Wim Severein, perhaps best known for cooking up a Michelin star at the old Wereldmuseum restaurant, opened his own high-end establishment three years ago. Located on the first floor of the Rotterdam Marriott Hotel, The Millèn serves up Chef Severein’s signature seasonal, pure creations, made with authentic ingredients and minimal fuss. We talked to Wim about his passion, what the last year has been like and what it’s like to work in RCD.
Your restaurant has been in business for three years and has received a Michelin star, but of course you’ve also faced a lot of uncertainty in recent months. What has this been like for you?
“We got a Michelin star pretty quickly after opening this restaurant. That was brilliant, because it propels you right into this vibe of being a real business instead of just playing at being a restaurant. And then Covid shut us down. That was rough. In the beginning I was still trying to work out how to arrange things, but at some point you come to terms with it. We were also fortunate in being in the Marriott Hotel Rotterdam, meaning we could stay open somewhat longer. I’m happy I managed to hold onto all my staff: I couldn’t do it without them. Now, we’re looking ahead and I’m feeling upbeat.”
When you look outside at the spectacular station and the square in front, do you feel proud of this location?
“Oh, absolutely. It’s such a dynamic place. If you’re in the restaurant business, it makes you happy to see your guests happy, enjoying the view and having a good time. This is a place that never sleeps, there’s constant activity, even in these times. I think Centraal Station is a really beautiful building. And Kruiskade is a great place to hang out.”
We’ve read that you draw inspiration from international cuisines. Have you actually travelled the globe to collect ideas?
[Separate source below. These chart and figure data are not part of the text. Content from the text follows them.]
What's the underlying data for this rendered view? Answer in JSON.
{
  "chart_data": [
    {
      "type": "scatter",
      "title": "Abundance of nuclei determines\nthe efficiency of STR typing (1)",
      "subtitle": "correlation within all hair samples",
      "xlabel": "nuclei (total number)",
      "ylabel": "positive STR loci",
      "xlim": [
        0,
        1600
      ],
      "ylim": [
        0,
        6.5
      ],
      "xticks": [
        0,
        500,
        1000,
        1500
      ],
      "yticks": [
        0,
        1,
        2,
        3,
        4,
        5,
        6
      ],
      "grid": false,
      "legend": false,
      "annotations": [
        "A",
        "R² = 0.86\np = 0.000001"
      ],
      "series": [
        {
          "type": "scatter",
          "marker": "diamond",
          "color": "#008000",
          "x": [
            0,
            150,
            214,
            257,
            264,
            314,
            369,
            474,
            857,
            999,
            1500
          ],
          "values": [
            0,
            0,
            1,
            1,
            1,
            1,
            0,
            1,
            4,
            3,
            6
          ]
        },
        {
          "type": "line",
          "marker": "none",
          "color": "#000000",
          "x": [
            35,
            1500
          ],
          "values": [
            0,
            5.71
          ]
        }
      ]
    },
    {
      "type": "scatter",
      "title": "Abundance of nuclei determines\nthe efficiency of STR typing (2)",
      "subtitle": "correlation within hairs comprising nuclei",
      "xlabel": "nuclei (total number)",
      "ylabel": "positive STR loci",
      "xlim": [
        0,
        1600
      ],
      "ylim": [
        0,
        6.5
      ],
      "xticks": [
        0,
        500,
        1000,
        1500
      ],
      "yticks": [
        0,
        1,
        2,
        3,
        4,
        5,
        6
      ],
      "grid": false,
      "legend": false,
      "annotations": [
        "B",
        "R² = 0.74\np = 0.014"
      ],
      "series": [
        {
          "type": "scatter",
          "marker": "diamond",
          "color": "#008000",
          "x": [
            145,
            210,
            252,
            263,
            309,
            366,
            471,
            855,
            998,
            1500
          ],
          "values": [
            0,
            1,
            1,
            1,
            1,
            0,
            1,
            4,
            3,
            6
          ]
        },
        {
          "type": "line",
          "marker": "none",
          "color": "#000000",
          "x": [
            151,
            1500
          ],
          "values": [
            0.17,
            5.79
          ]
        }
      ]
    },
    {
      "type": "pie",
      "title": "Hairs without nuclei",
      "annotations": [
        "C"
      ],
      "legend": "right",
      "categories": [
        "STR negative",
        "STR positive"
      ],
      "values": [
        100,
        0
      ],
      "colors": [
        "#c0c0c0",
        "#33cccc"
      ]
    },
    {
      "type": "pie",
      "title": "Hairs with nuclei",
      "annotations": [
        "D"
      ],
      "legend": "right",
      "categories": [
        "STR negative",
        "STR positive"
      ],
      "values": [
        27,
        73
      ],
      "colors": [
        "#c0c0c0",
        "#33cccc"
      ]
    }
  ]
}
“Before I had my doggies, my wife and I liked travelling all across the world. But now, with dogs, that’s more difficult. In Asia and the Americas I went around to loads of markets and saw it all, and I brought some of those cuisines and flavours home with me. I always reach back to those experiences when planning new dishes or menus. Having so many nationalities and cool shops on Kruiskade is also very enriching for me.”
It’s no secret that you don’t like lots of bells and whistles on a plate and that you are all about simplicity. What drives your vision?
“Simplicity is the hallmark of truth. But a flavour also needs to have an unexpected twist. Combining flavours, presenting known flavours and adding flavours that do something slightly different – that’s what I love about what I do. My dishes are pure and honest, but I give them a spin that people can’t replicate at home. Our menu changes every month, and that keeps us all sharp. I also just can’t stand to keep churning out the same thing.”
Your restaurant is in the Marriott Hotel. What’s that relationship like?
“Excellent. I’m very pleased with our partnership. And that was the basis for this project. We wanted a win-win situation, and we got it. They wanted a nice restaurant in the hotel, and guests staying in their 282 rooms are potential diners for me. On weekdays we get mostly business guests; at the weekend people come out for the full dinner experience.”
Do you need a fat wallet to eat in a Michelin-star restaurant?
“Anyone can afford it, it just depends whether it’s worth it to you. Our lunch menu is thirty euros, which I think is a fair price. You get amuse-bouches, two lovely dishes, plus sides. It can still be a lot of money, sure, but I think it’s mostly within people’s means. We respect the products and don’t dress everything up with caviar, and I hope that way we’ll reach a more diverse group of people. And I hope to see more of locals at our restaurant!”